Yargıtay Kararı 20. Hukuk Dairesi 2018/3509 E. 2018/7433 K. 15.11.2018 T.

YARGITAY KARARI
DAİRE : 20. Hukuk Dairesi
ESAS NO : 2018/3509
KARAR NO : 2018/7433
KARAR TARİHİ : 15.11.2018

MAHKEMESİ :Sulh Hukuk Mahkemesi

Taraflar arasındaki davanın yapılan duruşması sonunda kurulan hükmün Yargıtayca incelenmesi davalı … Yönetimi tarafından istenilmekle, süresinde olduğu anlaşılan temyiz dilekçesinin kabulüne karar verildikten sonra dosya incelendi, gereği düşünüldü:

K A R A R

Davacı …, … köyünde tapuda cilt 258, sayfa 77’de kayıtlı 2.757 m2 yüzölçümlü taşınmazı ile aynı yerde cilt 258, sayfa 77’de kayıtlı 5.054m2 yüzölçümlü taşınmazının orman sınırları içerisinde kaldığı iddiasıyla, kendi adına kayıt ve tescili istemiyle kadastro mahkemesinde dava açmıştır.

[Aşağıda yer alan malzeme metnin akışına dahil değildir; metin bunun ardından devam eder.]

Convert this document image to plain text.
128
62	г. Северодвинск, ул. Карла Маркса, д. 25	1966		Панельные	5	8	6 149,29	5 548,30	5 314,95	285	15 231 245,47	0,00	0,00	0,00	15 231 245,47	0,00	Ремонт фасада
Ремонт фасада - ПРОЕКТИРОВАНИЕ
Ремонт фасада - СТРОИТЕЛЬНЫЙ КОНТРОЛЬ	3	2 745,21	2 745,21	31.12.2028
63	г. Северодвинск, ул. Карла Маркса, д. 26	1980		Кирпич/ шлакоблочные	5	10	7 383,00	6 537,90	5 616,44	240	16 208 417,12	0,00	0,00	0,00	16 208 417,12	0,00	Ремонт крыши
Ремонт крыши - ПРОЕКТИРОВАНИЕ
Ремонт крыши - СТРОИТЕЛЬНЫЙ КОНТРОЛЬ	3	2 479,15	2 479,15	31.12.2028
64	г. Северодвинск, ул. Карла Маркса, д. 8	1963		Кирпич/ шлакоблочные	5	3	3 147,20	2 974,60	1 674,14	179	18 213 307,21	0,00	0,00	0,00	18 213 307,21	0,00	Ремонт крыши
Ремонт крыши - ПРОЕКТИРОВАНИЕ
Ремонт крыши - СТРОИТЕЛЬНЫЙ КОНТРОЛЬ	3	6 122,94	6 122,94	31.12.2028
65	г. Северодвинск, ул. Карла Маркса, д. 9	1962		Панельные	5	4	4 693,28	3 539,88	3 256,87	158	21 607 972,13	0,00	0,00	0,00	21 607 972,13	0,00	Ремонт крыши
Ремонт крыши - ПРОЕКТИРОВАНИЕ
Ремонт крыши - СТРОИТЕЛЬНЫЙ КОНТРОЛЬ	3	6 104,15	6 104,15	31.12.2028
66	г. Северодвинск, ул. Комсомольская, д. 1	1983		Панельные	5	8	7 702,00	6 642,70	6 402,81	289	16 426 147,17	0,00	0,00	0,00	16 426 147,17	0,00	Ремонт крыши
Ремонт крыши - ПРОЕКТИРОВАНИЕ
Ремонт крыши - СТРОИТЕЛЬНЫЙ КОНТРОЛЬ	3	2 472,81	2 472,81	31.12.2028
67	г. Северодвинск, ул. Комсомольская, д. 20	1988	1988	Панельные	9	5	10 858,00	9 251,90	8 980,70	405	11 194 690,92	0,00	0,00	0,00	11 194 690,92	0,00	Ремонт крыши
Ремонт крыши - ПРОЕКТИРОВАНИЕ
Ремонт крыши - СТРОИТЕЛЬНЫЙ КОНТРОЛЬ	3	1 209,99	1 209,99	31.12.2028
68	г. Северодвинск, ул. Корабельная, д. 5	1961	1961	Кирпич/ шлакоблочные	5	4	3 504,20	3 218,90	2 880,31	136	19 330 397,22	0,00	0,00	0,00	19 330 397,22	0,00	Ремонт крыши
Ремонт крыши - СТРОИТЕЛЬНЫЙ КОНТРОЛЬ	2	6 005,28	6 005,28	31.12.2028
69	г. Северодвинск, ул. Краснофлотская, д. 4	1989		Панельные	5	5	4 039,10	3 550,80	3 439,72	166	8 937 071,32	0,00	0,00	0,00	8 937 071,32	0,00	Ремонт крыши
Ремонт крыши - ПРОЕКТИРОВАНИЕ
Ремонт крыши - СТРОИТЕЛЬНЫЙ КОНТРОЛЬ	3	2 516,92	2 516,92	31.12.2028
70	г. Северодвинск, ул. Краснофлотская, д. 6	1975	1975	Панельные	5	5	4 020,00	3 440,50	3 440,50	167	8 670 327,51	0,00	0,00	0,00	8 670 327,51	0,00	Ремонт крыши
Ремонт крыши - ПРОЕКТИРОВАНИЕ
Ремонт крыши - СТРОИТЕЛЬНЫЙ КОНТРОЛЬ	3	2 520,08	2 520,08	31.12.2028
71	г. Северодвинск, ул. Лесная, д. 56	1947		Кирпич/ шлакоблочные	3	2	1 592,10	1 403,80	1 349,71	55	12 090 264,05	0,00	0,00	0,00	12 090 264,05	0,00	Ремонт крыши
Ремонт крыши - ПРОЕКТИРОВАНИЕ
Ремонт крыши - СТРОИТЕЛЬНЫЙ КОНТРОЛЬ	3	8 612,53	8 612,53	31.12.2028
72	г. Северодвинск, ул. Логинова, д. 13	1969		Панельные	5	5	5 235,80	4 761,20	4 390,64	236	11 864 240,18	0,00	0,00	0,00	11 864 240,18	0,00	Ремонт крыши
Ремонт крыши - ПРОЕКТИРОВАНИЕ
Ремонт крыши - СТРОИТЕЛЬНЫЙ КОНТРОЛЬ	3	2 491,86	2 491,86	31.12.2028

Kadastro mahkemesince görevsizlik kararı verilmiş, dosya sulh hukuk mahkemesine gönderilmiştir.
Mahkemece, davanın kısmen kabul kısmen reddine, fen bilirkişisinin 21/11/2011 tarihli raporunda kırmızı renk ile gösterilen 2.351,28 m2’lik taşınmazın orman kadastro sınırından çıkartılarak davacı adına kayıt ve tesciline karar verilmiş, hüküm davalı … Yönetimi tarafından temyiz edilmiştir.
Dava dilekçesindeki açıklamaya göre, dava orman tahdidine itiraz ve tescil istemine ilişkindir.
Çekişmeli taşınmazın bulunduğu yörede, 25/01/2001 tarihinde ilan edilen 6831 sayılı Kanun hükümlerine göre yapılan orman kadastrosu ve 2/B uygulaması vardır.
Mahkemece yazılı şekilde davanın kısmen kabul kısmen reddine karar verilmiş ise de; davacı gerçek kişi tescil talebinde de bulunduğu ve tapusuz taşınmazlar hakkındaki tescil davalarında 4721 sayılı TMK’nın 713/3 maddesi uyarınca Hazinenin ve taşınmazın sınırları içinde bulunduğu köy tüzel kişiliğinin davada taraf olarak yer alması zorunlu olduğu halde, husumet yaygınlaştırılıp taraf teşkili sağlanmadan hüküm kurulmuştur; ayrıca mahkemece yapılan araştırma ve inceleme de hükme yeterli değildir. Şöyle ki, gerçeğin bir görüntüsü olan en eski tarihli hava fotoğrafları incelenmemiş, uygulanmamış; 1982 tarihli memleket haritasının uygulanmasıyla yetinilmiş, taşınmazın niteliği ve öncesinin hukuki durumu yöntemince araştırılmamış, davacı tarafın tutunduğu 2757 m2 yüzölçümlü ve 5054 m2 yüzölçümlü cilt 258, sayfa 77’de kayıtlı tapuların 2007 tarihinde yapılan keşifte uygulanması sonucu düzenlenen 02.04.2007 tarihli fen bilirkişi raporunda 5054 m2 tapu kaydının uyduğu belirtilmiş, yine aynı raporda 5054 m2’lik yerin 4821 m2 kısmı üzerine E.N.H irtifak hakkı tesisi yapıldığı bildirilmiş, yine 2011 tarihli keşif sonucu düzenlenen bilirkişi raporunda da tapu kaydının uyduğu belirtilmiş olmasına rağmen, uygulanan ve uyduğu belirtilen tapu kaydı kroki üzerinde sınırlarıyla birlikte gösterilmediğinden tapu kaydının nizalı taşınmaza uyup uymadığı da denetlenememiştir.
Orman sınırlandırılması yapılmayan veya sınırlandırılmanın ilk olarak yapıldığı yerlerde, bir yerin orman niteliğinin ve hukukî durumunun 3116, 4785 ve 5658 sayılı kanunlara göre çözümlenmesi gerekir. 3116 sayılı Kanun ile sadece devlet ormanları belirlenmiştir. 13.07.1945 tarihinde yürürlüğe giren 4785 sayılı Kanunun 1. maddesi gereğince 2. maddesinde sayılan

istisnalar dışında bütün ormanlar devletleştirilmiş, devletleştirilen ormanlardan bazıları sonradan yürürlüğe giren 5658 sayılı Kanunla iadeye tâbi tutulmuştur. İadenin koşulları kanunda gösterilmiştir.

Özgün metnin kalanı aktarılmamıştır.